> Spelling is conventional and spelling and alphabet changes don't necessarily correspond to anything meaningful in the spoken language
On the contrary, spelling is highly idiosyncratic until the 18th century, and until then it was tightly correlated to the sounds of spoken language. Shakespeare didn't even HIMSELF have one way of spelling his own last name. That's how non-conventional spelling was until pretty recently.
You can even see it in these examples, words like "maiſter" in IIRC the 1300s example. Which becomes "master" later in English, but remains Mäster in Frisian (the closest Germanic language to English) and is also mäster in Swedish.
I think you are missing my point. Just because spelling can be inconsistent doesn't mean it's not conventional. We agree that certain letters and combinations of letters correspond to certain sounds--that's a convention. We could just as easily remap the letters in our alphabet to entirely different sounds from the ones they represent today and the resulting written text would be, on the surface, entirely incomprehensible, because we no longer understand the conventions being used.

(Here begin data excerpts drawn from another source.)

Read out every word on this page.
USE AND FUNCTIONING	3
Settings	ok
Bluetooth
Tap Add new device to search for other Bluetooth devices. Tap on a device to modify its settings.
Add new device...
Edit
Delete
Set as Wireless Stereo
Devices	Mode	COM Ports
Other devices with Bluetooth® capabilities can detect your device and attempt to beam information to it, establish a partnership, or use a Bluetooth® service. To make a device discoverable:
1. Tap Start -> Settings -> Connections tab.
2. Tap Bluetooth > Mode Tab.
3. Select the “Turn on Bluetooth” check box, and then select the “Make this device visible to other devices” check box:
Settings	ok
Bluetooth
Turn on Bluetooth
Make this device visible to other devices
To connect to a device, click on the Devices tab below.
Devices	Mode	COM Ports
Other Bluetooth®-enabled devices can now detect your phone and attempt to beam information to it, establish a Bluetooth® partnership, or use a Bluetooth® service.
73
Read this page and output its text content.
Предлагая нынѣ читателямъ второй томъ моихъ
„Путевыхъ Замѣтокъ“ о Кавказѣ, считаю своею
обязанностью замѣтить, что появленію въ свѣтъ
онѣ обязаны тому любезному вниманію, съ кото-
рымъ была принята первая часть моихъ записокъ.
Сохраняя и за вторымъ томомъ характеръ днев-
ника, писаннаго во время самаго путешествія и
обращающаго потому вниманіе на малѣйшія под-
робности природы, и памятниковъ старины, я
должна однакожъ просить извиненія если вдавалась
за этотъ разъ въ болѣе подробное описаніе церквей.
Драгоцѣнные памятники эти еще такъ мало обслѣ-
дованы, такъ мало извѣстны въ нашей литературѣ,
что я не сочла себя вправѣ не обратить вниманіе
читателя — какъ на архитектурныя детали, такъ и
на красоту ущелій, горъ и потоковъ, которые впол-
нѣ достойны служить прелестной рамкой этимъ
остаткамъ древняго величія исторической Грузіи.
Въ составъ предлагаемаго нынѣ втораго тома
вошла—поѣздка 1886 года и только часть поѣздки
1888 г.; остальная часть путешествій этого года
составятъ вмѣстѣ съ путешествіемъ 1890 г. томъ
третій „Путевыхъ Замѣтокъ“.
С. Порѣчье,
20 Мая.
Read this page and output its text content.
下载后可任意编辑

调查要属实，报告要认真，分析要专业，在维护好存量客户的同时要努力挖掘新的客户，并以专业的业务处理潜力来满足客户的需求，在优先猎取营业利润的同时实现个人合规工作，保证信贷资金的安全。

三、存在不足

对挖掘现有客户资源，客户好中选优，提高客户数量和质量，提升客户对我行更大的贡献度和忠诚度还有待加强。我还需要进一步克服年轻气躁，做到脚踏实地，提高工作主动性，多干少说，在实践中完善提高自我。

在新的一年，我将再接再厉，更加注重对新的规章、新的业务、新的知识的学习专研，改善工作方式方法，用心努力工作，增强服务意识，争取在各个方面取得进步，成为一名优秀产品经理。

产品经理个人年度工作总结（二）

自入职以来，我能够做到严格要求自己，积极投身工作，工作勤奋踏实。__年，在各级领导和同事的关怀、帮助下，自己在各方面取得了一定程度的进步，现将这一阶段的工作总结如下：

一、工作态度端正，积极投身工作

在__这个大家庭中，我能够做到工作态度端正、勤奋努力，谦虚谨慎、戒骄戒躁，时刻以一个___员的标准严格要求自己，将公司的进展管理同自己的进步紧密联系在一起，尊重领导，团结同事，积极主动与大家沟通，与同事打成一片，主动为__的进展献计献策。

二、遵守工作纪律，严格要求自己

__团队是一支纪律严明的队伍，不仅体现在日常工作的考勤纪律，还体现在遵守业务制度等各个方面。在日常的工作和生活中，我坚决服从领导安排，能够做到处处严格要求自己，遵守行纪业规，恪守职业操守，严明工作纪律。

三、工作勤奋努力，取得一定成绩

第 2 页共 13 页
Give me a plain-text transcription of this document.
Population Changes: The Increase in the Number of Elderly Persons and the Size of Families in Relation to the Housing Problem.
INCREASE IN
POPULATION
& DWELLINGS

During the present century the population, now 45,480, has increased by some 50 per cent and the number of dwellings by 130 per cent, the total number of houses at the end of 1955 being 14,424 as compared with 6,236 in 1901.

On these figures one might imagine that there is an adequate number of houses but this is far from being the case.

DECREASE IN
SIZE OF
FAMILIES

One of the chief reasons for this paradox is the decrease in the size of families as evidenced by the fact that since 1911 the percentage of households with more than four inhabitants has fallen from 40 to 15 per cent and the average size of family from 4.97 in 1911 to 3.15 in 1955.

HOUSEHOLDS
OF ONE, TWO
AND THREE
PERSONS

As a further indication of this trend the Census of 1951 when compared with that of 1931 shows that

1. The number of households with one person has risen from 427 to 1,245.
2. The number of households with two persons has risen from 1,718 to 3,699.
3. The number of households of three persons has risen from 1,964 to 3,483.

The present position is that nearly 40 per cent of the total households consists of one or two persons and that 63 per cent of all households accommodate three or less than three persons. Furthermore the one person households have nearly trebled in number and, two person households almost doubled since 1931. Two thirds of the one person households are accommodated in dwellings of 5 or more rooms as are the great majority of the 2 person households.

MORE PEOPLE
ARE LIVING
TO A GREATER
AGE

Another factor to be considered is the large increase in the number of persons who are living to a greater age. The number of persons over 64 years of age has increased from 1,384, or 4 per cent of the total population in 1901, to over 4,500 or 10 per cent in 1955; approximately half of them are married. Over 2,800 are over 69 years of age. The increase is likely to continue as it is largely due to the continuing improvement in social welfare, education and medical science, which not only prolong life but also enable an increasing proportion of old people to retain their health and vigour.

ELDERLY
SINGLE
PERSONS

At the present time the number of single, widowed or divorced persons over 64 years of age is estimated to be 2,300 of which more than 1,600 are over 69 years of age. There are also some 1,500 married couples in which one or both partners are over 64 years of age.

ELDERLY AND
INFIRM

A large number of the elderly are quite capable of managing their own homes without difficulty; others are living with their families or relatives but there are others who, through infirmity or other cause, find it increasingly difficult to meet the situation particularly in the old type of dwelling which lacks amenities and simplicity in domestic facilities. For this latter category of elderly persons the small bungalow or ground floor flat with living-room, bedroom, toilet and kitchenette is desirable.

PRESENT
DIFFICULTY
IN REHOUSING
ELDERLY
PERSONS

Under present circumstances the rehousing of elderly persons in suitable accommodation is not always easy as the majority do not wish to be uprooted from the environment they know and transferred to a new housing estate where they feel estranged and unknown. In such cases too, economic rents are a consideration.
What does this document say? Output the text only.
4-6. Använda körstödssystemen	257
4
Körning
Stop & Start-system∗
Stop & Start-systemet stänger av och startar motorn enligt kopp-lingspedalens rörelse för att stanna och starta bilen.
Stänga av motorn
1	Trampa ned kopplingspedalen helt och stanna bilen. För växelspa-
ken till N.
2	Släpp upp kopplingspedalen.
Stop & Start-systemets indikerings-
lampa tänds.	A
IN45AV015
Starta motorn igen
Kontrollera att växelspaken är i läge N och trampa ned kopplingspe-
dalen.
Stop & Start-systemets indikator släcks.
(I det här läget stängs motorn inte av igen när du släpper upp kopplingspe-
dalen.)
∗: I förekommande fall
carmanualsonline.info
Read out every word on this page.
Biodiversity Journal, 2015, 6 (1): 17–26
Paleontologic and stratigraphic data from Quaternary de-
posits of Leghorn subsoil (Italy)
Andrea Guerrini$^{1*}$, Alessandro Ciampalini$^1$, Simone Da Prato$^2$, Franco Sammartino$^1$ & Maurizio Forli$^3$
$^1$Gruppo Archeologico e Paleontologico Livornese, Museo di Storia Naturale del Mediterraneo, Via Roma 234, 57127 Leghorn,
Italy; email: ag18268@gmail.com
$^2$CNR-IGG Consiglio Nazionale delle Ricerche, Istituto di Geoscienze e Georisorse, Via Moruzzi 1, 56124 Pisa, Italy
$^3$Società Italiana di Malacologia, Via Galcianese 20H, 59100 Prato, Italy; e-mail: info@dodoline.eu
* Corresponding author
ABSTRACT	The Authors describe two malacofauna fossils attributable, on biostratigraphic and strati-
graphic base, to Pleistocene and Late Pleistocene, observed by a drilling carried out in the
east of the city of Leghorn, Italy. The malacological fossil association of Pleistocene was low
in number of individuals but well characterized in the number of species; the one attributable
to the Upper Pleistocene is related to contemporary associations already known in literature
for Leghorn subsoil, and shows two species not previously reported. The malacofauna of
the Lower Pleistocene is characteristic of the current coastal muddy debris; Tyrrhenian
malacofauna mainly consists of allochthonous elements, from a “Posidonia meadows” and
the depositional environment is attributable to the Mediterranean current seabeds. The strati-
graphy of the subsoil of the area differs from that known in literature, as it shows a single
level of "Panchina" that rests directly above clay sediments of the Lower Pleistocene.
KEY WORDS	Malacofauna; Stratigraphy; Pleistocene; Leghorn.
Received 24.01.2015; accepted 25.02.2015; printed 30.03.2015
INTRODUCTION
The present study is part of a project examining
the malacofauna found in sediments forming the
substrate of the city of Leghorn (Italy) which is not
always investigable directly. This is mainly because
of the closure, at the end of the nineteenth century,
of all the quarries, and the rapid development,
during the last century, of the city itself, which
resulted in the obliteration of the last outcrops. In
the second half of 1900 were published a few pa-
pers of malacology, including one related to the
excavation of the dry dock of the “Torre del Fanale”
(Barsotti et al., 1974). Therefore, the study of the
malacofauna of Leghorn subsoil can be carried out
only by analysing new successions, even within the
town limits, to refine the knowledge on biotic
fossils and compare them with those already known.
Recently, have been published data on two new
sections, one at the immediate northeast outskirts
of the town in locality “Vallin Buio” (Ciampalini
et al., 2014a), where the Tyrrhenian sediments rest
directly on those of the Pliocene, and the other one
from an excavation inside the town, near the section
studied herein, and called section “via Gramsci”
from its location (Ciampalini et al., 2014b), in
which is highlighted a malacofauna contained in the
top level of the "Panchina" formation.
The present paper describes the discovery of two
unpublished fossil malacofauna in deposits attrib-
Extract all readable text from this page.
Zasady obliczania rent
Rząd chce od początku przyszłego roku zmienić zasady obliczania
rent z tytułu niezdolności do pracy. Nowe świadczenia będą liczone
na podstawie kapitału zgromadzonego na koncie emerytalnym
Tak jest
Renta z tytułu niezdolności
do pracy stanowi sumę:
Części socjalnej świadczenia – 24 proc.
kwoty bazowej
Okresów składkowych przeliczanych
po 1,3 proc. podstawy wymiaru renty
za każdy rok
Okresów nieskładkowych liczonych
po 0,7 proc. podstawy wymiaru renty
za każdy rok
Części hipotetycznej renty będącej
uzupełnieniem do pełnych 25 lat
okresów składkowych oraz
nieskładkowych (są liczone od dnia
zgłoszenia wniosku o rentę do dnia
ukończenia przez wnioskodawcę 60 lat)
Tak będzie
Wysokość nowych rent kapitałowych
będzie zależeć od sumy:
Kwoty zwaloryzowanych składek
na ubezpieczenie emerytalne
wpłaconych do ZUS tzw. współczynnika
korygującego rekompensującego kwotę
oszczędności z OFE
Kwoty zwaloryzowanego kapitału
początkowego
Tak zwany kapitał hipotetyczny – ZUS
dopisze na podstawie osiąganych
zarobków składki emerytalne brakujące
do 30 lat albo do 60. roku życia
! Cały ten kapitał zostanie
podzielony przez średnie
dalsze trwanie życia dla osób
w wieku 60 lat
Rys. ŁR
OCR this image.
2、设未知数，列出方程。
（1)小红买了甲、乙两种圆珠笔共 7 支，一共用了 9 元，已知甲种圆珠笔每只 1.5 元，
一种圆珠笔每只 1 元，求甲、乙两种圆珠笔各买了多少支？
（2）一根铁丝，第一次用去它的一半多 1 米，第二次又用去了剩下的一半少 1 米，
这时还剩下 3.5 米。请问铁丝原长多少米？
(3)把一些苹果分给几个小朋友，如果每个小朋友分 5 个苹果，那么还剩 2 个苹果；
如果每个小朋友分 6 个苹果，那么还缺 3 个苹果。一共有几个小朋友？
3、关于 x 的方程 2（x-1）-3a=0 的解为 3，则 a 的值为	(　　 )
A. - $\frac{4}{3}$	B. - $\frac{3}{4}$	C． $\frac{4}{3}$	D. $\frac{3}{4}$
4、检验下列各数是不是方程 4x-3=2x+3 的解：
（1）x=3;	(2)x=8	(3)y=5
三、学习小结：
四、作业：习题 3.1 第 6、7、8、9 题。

In this particular case, there are several glyphs used in the older texts which we don't use any more today, which makes the older text both appear more "different" and, for most people, harder to read. But this is an artificial source of difficulty in this case. I acknowledge your point that some other spelling differences track pronunciation differences but this isn't always true.
As far as pronunciation changes that aren't captured in spelling changes, this is true most obviously for a lot of words whose spelling standardized during or before the Great Vowel Shift, like "day".